President of the Regional Council of Champagne-Ardenne
- In office 1988–1998
- Preceded by: Bernard Stasi
- Succeeded by: Jean-Claude Étienne

Mayor of Eurville-Bienville
- In office 1972–2001
- Preceded by: position established
- Succeeded by: Jean Bozek

Mayor of Eurville
- In office 1965–1972
- Preceded by: Gilbert Perrin
- Succeeded by: position abolished

Personal details
- Born: 5 April 1927 Saint-Hippolyte, France
- Died: 16 April 2021 (aged 94)
- Party: RPR

= Jean Kaltenbach =

French politician (1927–2021)

Jean Kaltenbach (5 April 1927 – 16 April 2021) was a French politician. A member of the Rally for the Republic, he served as President of the Regional Council of Champagne Ardenne from 1988 to 1998.

==Biography==
Kaltenbach began his career as a pharmacist in Eurville. He then became Mayor of Eurville in 1965, serving until the commune merged with Bienville in 1972. He then served as the first Mayor of Eurville-Bienville from 1972 to 2001. During the 1982 French cantonal elections, he became General Councilor of the Canton of Chevillon, serving until 1988.

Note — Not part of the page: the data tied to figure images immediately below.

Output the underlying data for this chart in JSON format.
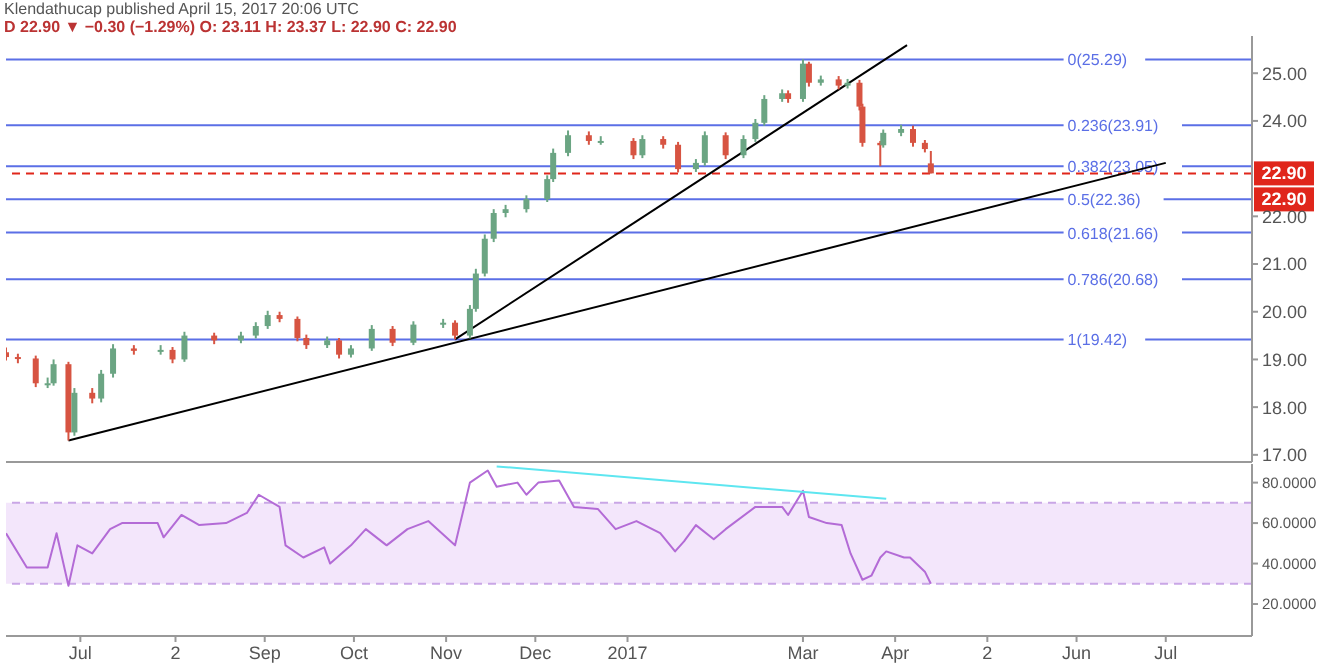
{
  "chart_data": [
    {
      "type": "candlestick",
      "title": "Klendathucap published April 15, 2017 20:06 UTC",
      "subtitle": "D 22.90 ▼ −0.30 (−1.29%) O: 23.11 H: 23.37 L: 22.90 C: 22.90",
      "x": [
        "2016-06-06",
        "2016-06-10",
        "2016-06-16",
        "2016-06-20",
        "2016-06-22",
        "2016-06-27",
        "2016-06-29",
        "2016-07-05",
        "2016-07-08",
        "2016-07-12",
        "2016-07-19",
        "2016-07-28",
        "2016-08-01",
        "2016-08-05",
        "2016-08-15",
        "2016-08-24",
        "2016-08-29",
        "2016-09-02",
        "2016-09-06",
        "2016-09-12",
        "2016-09-15",
        "2016-09-22",
        "2016-09-26",
        "2016-09-30",
        "2016-10-07",
        "2016-10-14",
        "2016-10-21",
        "2016-10-31",
        "2016-11-04",
        "2016-11-09",
        "2016-11-11",
        "2016-11-14",
        "2016-11-17",
        "2016-11-21",
        "2016-11-28",
        "2016-12-05",
        "2016-12-07",
        "2016-12-12",
        "2016-12-19",
        "2016-12-23",
        "2017-01-03",
        "2017-01-06",
        "2017-01-13",
        "2017-01-18",
        "2017-01-24",
        "2017-01-27",
        "2017-02-03",
        "2017-02-09",
        "2017-02-13",
        "2017-02-16",
        "2017-02-22",
        "2017-02-24",
        "2017-03-01",
        "2017-03-03",
        "2017-03-07",
        "2017-03-13",
        "2017-03-16",
        "2017-03-20",
        "2017-03-21",
        "2017-03-27",
        "2017-03-28",
        "2017-04-03",
        "2017-04-07",
        "2017-04-11",
        "2017-04-13"
      ],
      "ohlc": [
        [
          19.15,
          19.25,
          18.98,
          19.05
        ],
        [
          19.05,
          19.12,
          18.92,
          19.02
        ],
        [
          19.02,
          19.08,
          18.42,
          18.5
        ],
        [
          18.5,
          18.62,
          18.4,
          18.5
        ],
        [
          18.5,
          19.0,
          18.45,
          18.9
        ],
        [
          18.9,
          18.95,
          17.3,
          17.47
        ],
        [
          17.47,
          18.4,
          17.4,
          18.3
        ],
        [
          18.3,
          18.4,
          18.08,
          18.18
        ],
        [
          18.18,
          18.78,
          18.1,
          18.7
        ],
        [
          18.7,
          19.32,
          18.62,
          19.23
        ],
        [
          19.23,
          19.3,
          19.1,
          19.18
        ],
        [
          19.18,
          19.3,
          19.1,
          19.2
        ],
        [
          19.2,
          19.26,
          18.92,
          19.0
        ],
        [
          19.0,
          19.58,
          18.95,
          19.5
        ],
        [
          19.5,
          19.56,
          19.32,
          19.4
        ],
        [
          19.4,
          19.58,
          19.34,
          19.5
        ],
        [
          19.5,
          19.78,
          19.44,
          19.7
        ],
        [
          19.7,
          20.02,
          19.64,
          19.93
        ],
        [
          19.93,
          20.0,
          19.78,
          19.85
        ],
        [
          19.85,
          19.9,
          19.38,
          19.45
        ],
        [
          19.45,
          19.52,
          19.22,
          19.3
        ],
        [
          19.3,
          19.48,
          19.24,
          19.4
        ],
        [
          19.4,
          19.45,
          19.02,
          19.1
        ],
        [
          19.1,
          19.3,
          19.04,
          19.23
        ],
        [
          19.23,
          19.72,
          19.18,
          19.64
        ],
        [
          19.64,
          19.7,
          19.28,
          19.35
        ],
        [
          19.35,
          19.8,
          19.3,
          19.73
        ],
        [
          19.73,
          19.85,
          19.66,
          19.77
        ],
        [
          19.77,
          19.82,
          19.42,
          19.5
        ],
        [
          19.5,
          20.14,
          19.44,
          20.06
        ],
        [
          20.06,
          20.9,
          20.0,
          20.8
        ],
        [
          20.8,
          21.62,
          20.74,
          21.53
        ],
        [
          21.53,
          22.15,
          21.46,
          22.07
        ],
        [
          22.07,
          22.24,
          21.98,
          22.15
        ],
        [
          22.15,
          22.44,
          22.08,
          22.36
        ],
        [
          22.36,
          22.86,
          22.3,
          22.78
        ],
        [
          22.78,
          23.42,
          22.72,
          23.33
        ],
        [
          23.33,
          23.8,
          23.26,
          23.7
        ],
        [
          23.7,
          23.78,
          23.5,
          23.58
        ],
        [
          23.58,
          23.68,
          23.5,
          23.58
        ],
        [
          23.58,
          23.64,
          23.2,
          23.28
        ],
        [
          23.28,
          23.7,
          23.22,
          23.62
        ],
        [
          23.62,
          23.68,
          23.42,
          23.5
        ],
        [
          23.5,
          23.56,
          22.92,
          22.99
        ],
        [
          22.99,
          23.2,
          22.93,
          23.12
        ],
        [
          23.12,
          23.78,
          23.06,
          23.7
        ],
        [
          23.7,
          23.76,
          23.2,
          23.28
        ],
        [
          23.28,
          23.7,
          23.22,
          23.62
        ],
        [
          23.62,
          24.04,
          23.56,
          23.96
        ],
        [
          23.96,
          24.54,
          23.9,
          24.46
        ],
        [
          24.46,
          24.66,
          24.4,
          24.58
        ],
        [
          24.58,
          24.64,
          24.38,
          24.46
        ],
        [
          24.46,
          25.29,
          24.4,
          25.2
        ],
        [
          25.2,
          25.24,
          24.72,
          24.8
        ],
        [
          24.8,
          24.95,
          24.74,
          24.87
        ],
        [
          24.87,
          24.94,
          24.66,
          24.74
        ],
        [
          24.74,
          24.88,
          24.68,
          24.8
        ],
        [
          24.8,
          24.86,
          24.22,
          24.3
        ],
        [
          24.3,
          24.36,
          23.46,
          23.54
        ],
        [
          23.54,
          23.58,
          23.05,
          23.49
        ],
        [
          23.49,
          23.82,
          23.44,
          23.75
        ],
        [
          23.75,
          23.92,
          23.68,
          23.83
        ],
        [
          23.83,
          23.9,
          23.46,
          23.54
        ],
        [
          23.54,
          23.6,
          23.34,
          23.41
        ],
        [
          23.11,
          23.37,
          22.9,
          22.9
        ]
      ],
      "series": [
        {
          "type": "line",
          "color": "#000000",
          "x": [
            "2016-06-27",
            "2017-07-01"
          ],
          "values": [
            17.3,
            23.12
          ]
        },
        {
          "type": "line",
          "color": "#000000",
          "x": [
            "2016-11-04",
            "2017-04-05"
          ],
          "values": [
            19.42,
            25.59
          ]
        }
      ],
      "xlim": [
        "2016-06-06",
        "2017-07-30"
      ],
      "ylim": [
        16.85,
        25.78
      ],
      "yticks": [
        {
          "value": 17,
          "label": "17.00"
        },
        {
          "value": 18,
          "label": "18.00"
        },
        {
          "value": 19,
          "label": "19.00"
        },
        {
          "value": 20,
          "label": "20.00"
        },
        {
          "value": 21,
          "label": "21.00"
        },
        {
          "value": 22,
          "label": "22.00"
        },
        {
          "value": 24,
          "label": "24.00"
        },
        {
          "value": 25,
          "label": "25.00"
        }
      ],
      "tick_labels": "y",
      "ref_lines": [
        {
          "axis": "y",
          "value": 25.29,
          "label": "0(25.29)",
          "color": "#5b6fe6"
        },
        {
          "axis": "y",
          "value": 23.91,
          "label": "0.236(23.91)",
          "color": "#5b6fe6"
        },
        {
          "axis": "y",
          "value": 23.05,
          "label": "0.382(23.05)",
          "color": "#5b6fe6"
        },
        {
          "axis": "y",
          "value": 22.36,
          "label": "0.5(22.36)",
          "color": "#5b6fe6"
        },
        {
          "axis": "y",
          "value": 21.66,
          "label": "0.618(21.66)",
          "color": "#5b6fe6"
        },
        {
          "axis": "y",
          "value": 20.68,
          "label": "0.786(20.68)",
          "color": "#5b6fe6"
        },
        {
          "axis": "y",
          "value": 19.42,
          "label": "1(19.42)",
          "color": "#5b6fe6"
        },
        {
          "axis": "y",
          "value": 22.9,
          "label": "22.90",
          "color": "#e0261b",
          "line_style": "dashed"
        }
      ],
      "annotations": [
        "22.90"
      ]
    },
    {
      "type": "line",
      "series": [
        {
          "color": "#b36bd6",
          "x": [
            "2016-06-06",
            "2016-06-13",
            "2016-06-15",
            "2016-06-20",
            "2016-06-23",
            "2016-06-27",
            "2016-06-30",
            "2016-07-05",
            "2016-07-11",
            "2016-07-15",
            "2016-07-27",
            "2016-07-29",
            "2016-08-04",
            "2016-08-10",
            "2016-08-19",
            "2016-08-26",
            "2016-08-30",
            "2016-09-06",
            "2016-09-08",
            "2016-09-14",
            "2016-09-21",
            "2016-09-23",
            "2016-09-30",
            "2016-10-05",
            "2016-10-12",
            "2016-10-19",
            "2016-10-26",
            "2016-11-04",
            "2016-11-09",
            "2016-11-15",
            "2016-11-18",
            "2016-11-25",
            "2016-11-28",
            "2016-12-02",
            "2016-12-09",
            "2016-12-14",
            "2016-12-22",
            "2016-12-28",
            "2017-01-04",
            "2017-01-12",
            "2017-01-17",
            "2017-01-20",
            "2017-01-24",
            "2017-01-30",
            "2017-02-03",
            "2017-02-13",
            "2017-02-22",
            "2017-02-24",
            "2017-03-01",
            "2017-03-03",
            "2017-03-09",
            "2017-03-14",
            "2017-03-17",
            "2017-03-21",
            "2017-03-24",
            "2017-03-27",
            "2017-03-29",
            "2017-04-04",
            "2017-04-06",
            "2017-04-11",
            "2017-04-13"
          ],
          "values": [
            55,
            38,
            38,
            38,
            55,
            29,
            49,
            45,
            57,
            60,
            60,
            53,
            64,
            59,
            60,
            65,
            74,
            68,
            49,
            43,
            48,
            40,
            49,
            57,
            49,
            57,
            61,
            49,
            80,
            86,
            78,
            80,
            74,
            80,
            81,
            68,
            67,
            57,
            61,
            55,
            46,
            51,
            59,
            52,
            57,
            68,
            68,
            64,
            76,
            63,
            60,
            59,
            45,
            32,
            34,
            43,
            46,
            43,
            43,
            36,
            30
          ]
        },
        {
          "color": "#5ee6f0",
          "x": [
            "2016-11-18",
            "2017-03-29"
          ],
          "values": [
            88,
            72
          ]
        }
      ],
      "xlim": [
        "2016-06-06",
        "2017-07-30"
      ],
      "ylim": [
        4.2,
        89.2
      ],
      "xticks": [
        {
          "value": "2016-07-01",
          "label": "Jul"
        },
        {
          "value": "2016-08-02",
          "label": "2"
        },
        {
          "value": "2016-09-01",
          "label": "Sep"
        },
        {
          "value": "2016-10-01",
          "label": "Oct"
        },
        {
          "value": "2016-11-01",
          "label": "Nov"
        },
        {
          "value": "2016-12-01",
          "label": "Dec"
        },
        {
          "value": "2017-01-01",
          "label": "2017"
        },
        {
          "value": "2017-03-01",
          "label": "Mar"
        },
        {
          "value": "2017-04-01",
          "label": "Apr"
        },
        {
          "value": "2017-05-02",
          "label": "2"
        },
        {
          "value": "2017-06-01",
          "label": "Jun"
        },
        {
          "value": "2017-07-01",
          "label": "Jul"
        }
      ],
      "yticks": [
        {
          "value": 20,
          "label": "20.0000"
        },
        {
          "value": 40,
          "label": "40.0000"
        },
        {
          "value": 60,
          "label": "60.0000"
        },
        {
          "value": 80,
          "label": "80.0000"
        }
      ],
      "bands": [
        {
          "axis": "y",
          "from": 30,
          "to": 70,
          "color": "#f3e6fb"
        }
      ],
      "ref_lines": [
        {
          "axis": "y",
          "value": 70,
          "color": "#c9a6e6",
          "line_style": "dashed"
        },
        {
          "axis": "y",
          "value": 30,
          "color": "#c9a6e6",
          "line_style": "dashed"
        }
      ]
    }
  ]
}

Following Bernard Stasi's resignation as President of the Regional Council of Champagne-Ardenne in 1988, Kaltenbach succeeded him. He was re-elected in 1992 with support from the Rally for the Republic (RPR) and the Union for French Democracy (UDF). He opted not to run for re-election in 1998 due to disagreements within the RPR-UDF coalition.

Jean Kaltenbach died on 16 April 2021 at the age of 94.